# Homework Help: Find a cubic function

1. Mar 26, 2006

### Jeff Ford

Find a cubic function $$f(x) = ax^3 - bx^2 + cx - d$$ that has a local maximum value of 40 at x = 1 and a local minimum valud of -68 at x = 4

Since x = 1 and x = 4 are the max and min, respectively, then f'(x) must equal 0 at x = 1 and x = 4. Therefore $$f'(x) = (x-1)(x-4) = x^2 - 5x +4$$

Using the original function $$f'(x) = 3ax^2 - 2bx +c = x^2 - 5x + 4$$

Setting the terms equal to each other we get
$$3ax^2 = x^2 \Rightarrow a = \frac{1}{3}$$
$$-2bx = -5x \Rightarrow b = \frac{5}{2}$$
$$c = 4$$

Substituting these values back into the original equation I get

$$f(x) = \frac{x^3}{3} - \frac{5x^2}{2} + 4 - d$$

When I solve for d using x = 1 and f(x) = 40 I get

$$d = \frac{1}{3} - \frac{5}{2} - 36 = \frac{-229}{6}$$

However, when I solve for d using x = 4 and f(x) = -68 I get

$$d = \frac{4^3}{3} - \frac{5(4^2)}{2} + 84 = \frac{226}{3}$$

Any ideas where I went wrong, or if I was down the wrong track to start with?

Thanks
Jeff

2. Mar 26, 2006

### arildno

Eeh, from what I can see, we must have:
$$f'(x)=K(x-1)(x-4)$$, where K is some arbitrary constant.

3. Mar 26, 2006

### Jeff Ford

So if that was brought into the equation, would I be solving for a, b, c, & d in terms of K?

4. Mar 26, 2006

### StatusX

No, you need to solve for a value of K and a value for the integration constant which give you the desired values at x=1 and 4. And don't worry about solving a,b,c,d seperately as unknown variables. Just find the right cubic and then you just can read them off.

5. Mar 26, 2006

### arildno

Well, there was nothing inherently wrong about Jeff's idea. A bit cumbersome, that's all.

6. Mar 26, 2006

### Jeff Ford

Sorry, not familiar with the idea of an itegration constant. We just finished sections of optimization problems and Newton's method. The next section is antiderivatives. So I have to solve this without any concept of integration.

7. Mar 27, 2006

### Jeff Ford

Could someone direct me towards information on finding the integration constant, if that is indeed the most direct way to solve this problem?

Thanks
Jeff

8. Mar 27, 2006

### benorin

Scratch the whole integration constant idea gig: no integration for you.

9. Mar 27, 2006

### HallsofIvy

f'= k(x-1)(x- 4)= kx^2- 5kx+ 4k= 3ax^2+ bx+ c so
a= k/3, b= -5k and c= 4k. Evaluate f(x)= (k/3)x^3- 5kx^2+ 4kx+ d at 1 and 4 to get two equations for k and d.

10. Mar 27, 2006

### benorin

We have 4 unknowns, hence we need 4 equations to solve: they are f(1)=40, f(4)=-68, f'(1)=0, and f'(4)=0.

11. Mar 27, 2006

### J77

Where you went wrong in finding d in your OP was substituting the values at f'(x)=0 into f(x)...
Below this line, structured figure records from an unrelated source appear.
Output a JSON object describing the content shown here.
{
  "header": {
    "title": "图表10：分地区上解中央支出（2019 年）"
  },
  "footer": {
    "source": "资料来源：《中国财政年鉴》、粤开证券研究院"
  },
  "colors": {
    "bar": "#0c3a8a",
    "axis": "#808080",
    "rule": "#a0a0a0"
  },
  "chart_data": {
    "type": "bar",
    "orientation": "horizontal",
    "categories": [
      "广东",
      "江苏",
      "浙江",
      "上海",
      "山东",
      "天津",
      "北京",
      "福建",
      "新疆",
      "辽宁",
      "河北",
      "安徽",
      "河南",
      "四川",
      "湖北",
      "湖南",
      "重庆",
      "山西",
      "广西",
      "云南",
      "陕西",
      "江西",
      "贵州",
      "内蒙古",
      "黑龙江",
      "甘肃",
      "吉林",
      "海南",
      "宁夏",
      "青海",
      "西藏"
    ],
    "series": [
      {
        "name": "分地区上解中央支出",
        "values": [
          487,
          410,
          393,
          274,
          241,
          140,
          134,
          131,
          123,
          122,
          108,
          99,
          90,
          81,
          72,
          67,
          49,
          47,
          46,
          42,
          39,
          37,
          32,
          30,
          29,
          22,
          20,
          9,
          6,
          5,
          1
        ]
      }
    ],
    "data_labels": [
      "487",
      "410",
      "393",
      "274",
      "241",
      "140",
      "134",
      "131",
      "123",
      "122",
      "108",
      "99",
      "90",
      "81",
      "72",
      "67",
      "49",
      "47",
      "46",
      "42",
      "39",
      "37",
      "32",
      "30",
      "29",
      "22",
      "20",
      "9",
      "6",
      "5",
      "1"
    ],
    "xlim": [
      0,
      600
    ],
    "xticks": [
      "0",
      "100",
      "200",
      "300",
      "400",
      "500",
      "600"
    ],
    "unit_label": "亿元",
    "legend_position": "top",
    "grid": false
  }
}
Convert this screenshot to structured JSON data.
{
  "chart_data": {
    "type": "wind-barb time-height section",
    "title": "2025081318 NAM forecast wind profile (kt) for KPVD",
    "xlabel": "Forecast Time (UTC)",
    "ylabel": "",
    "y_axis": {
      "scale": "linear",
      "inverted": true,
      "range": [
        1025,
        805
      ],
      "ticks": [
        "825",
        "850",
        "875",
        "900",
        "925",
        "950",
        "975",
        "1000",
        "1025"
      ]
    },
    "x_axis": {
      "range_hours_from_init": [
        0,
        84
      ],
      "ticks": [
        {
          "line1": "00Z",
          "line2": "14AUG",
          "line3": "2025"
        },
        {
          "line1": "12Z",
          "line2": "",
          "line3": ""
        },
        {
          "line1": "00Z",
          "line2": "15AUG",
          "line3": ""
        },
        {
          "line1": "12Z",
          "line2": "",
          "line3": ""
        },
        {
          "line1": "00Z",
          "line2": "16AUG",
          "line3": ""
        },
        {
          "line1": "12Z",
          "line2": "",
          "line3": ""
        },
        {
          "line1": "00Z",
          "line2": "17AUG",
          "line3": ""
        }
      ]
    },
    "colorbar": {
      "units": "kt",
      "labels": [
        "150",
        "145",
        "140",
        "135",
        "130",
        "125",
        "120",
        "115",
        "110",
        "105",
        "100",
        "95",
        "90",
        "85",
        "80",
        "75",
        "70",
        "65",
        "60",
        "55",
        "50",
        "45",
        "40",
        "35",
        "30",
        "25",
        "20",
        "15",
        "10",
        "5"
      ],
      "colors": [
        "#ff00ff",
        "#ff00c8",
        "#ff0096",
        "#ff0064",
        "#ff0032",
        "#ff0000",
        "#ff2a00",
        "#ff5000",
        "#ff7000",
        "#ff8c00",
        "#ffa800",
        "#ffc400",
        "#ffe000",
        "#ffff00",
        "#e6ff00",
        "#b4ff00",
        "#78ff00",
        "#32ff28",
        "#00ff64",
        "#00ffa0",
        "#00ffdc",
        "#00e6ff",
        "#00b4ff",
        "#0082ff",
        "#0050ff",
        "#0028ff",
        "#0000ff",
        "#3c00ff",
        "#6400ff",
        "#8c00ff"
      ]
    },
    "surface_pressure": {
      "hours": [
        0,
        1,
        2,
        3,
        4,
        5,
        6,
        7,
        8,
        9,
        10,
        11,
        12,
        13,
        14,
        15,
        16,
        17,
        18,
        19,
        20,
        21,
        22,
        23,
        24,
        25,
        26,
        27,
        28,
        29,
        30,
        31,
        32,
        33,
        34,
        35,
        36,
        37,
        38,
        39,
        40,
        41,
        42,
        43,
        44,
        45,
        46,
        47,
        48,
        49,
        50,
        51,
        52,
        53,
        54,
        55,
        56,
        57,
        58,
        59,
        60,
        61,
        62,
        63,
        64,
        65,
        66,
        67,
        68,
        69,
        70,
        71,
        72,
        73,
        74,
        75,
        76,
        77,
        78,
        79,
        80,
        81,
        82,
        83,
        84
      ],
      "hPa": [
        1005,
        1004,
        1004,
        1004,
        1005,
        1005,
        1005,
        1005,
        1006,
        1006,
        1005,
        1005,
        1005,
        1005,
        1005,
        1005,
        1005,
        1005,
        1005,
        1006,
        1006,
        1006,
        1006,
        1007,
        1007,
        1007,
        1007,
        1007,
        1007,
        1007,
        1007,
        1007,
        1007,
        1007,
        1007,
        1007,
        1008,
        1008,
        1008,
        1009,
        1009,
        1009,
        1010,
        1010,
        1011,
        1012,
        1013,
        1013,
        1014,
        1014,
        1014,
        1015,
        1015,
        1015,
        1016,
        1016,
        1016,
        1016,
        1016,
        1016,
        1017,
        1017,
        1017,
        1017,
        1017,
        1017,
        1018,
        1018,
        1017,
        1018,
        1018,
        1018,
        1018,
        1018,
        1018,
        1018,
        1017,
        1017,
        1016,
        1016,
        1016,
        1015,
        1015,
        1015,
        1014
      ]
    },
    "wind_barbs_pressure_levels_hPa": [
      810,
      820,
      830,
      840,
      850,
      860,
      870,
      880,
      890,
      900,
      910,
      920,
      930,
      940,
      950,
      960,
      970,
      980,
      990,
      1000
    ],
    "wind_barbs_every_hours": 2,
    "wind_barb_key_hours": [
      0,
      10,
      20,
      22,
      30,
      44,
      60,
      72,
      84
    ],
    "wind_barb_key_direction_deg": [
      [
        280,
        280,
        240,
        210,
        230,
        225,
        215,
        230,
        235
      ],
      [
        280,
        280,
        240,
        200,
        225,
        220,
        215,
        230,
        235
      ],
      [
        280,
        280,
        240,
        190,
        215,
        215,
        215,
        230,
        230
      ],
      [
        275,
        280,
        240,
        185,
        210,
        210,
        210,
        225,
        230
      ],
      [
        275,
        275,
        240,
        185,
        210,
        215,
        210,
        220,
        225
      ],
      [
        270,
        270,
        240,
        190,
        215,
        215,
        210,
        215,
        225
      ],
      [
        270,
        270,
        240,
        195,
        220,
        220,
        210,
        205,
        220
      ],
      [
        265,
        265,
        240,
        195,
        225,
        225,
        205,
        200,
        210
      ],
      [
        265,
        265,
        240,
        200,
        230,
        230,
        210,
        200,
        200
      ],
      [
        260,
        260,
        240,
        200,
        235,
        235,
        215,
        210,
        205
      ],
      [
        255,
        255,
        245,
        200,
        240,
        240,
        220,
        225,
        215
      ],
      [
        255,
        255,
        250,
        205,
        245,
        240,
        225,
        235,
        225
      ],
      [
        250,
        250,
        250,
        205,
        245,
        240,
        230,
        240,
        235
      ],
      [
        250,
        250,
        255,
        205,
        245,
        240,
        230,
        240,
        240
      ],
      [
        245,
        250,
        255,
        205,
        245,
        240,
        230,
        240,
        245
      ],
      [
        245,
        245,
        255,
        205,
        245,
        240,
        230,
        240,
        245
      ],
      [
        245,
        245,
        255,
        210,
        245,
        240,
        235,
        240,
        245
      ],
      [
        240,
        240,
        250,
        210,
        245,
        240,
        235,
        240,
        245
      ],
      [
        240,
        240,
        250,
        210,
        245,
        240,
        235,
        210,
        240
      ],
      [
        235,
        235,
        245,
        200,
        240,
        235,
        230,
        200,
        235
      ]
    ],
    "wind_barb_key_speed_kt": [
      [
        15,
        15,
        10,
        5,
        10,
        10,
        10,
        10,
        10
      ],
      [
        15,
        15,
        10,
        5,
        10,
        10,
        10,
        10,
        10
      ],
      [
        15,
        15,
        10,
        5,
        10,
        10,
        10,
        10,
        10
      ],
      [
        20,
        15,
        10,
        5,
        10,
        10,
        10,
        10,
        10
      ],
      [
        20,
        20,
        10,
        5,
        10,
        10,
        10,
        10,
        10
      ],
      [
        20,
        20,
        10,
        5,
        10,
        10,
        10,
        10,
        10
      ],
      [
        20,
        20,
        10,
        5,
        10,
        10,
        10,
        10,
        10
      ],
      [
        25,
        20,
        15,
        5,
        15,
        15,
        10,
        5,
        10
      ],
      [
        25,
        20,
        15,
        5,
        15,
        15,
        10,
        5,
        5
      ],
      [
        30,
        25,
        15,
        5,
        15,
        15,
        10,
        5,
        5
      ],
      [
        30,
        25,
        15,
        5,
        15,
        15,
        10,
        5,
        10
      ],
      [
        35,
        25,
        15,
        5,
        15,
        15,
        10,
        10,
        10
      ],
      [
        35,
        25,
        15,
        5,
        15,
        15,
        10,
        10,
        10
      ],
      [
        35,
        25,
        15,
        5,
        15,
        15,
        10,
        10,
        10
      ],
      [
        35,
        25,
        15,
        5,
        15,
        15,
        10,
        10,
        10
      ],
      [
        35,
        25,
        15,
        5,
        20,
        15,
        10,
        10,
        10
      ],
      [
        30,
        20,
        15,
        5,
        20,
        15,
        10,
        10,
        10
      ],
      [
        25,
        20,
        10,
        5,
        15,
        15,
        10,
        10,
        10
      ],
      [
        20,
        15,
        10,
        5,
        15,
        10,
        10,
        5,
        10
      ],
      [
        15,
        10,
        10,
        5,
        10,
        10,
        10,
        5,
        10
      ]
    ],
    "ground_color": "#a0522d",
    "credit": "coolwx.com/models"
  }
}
You may also want to use: f''(1)<0, f''(4)>0

12. Mar 27, 2006

### Jeff Ford

Thanks to all. I used K(x-1)(x-4) = 0, solved for a, b, and c, then went back to the original equation and used x = 1 and x = 4 to get two equations for d in terms of K. I set them equal, solved for K, and when I plugged it back in I ended up with values for a, b, c, and d that satisfied all conditions.

13. May 15, 2007

### joyjoy61

Can anyone explain this further?

Can anyone explain this further? I have a similar problem, and I'm having trouble following what the correct answer Jeff figured out in the end was.
How does one make an equation for d in terms of K, for instance?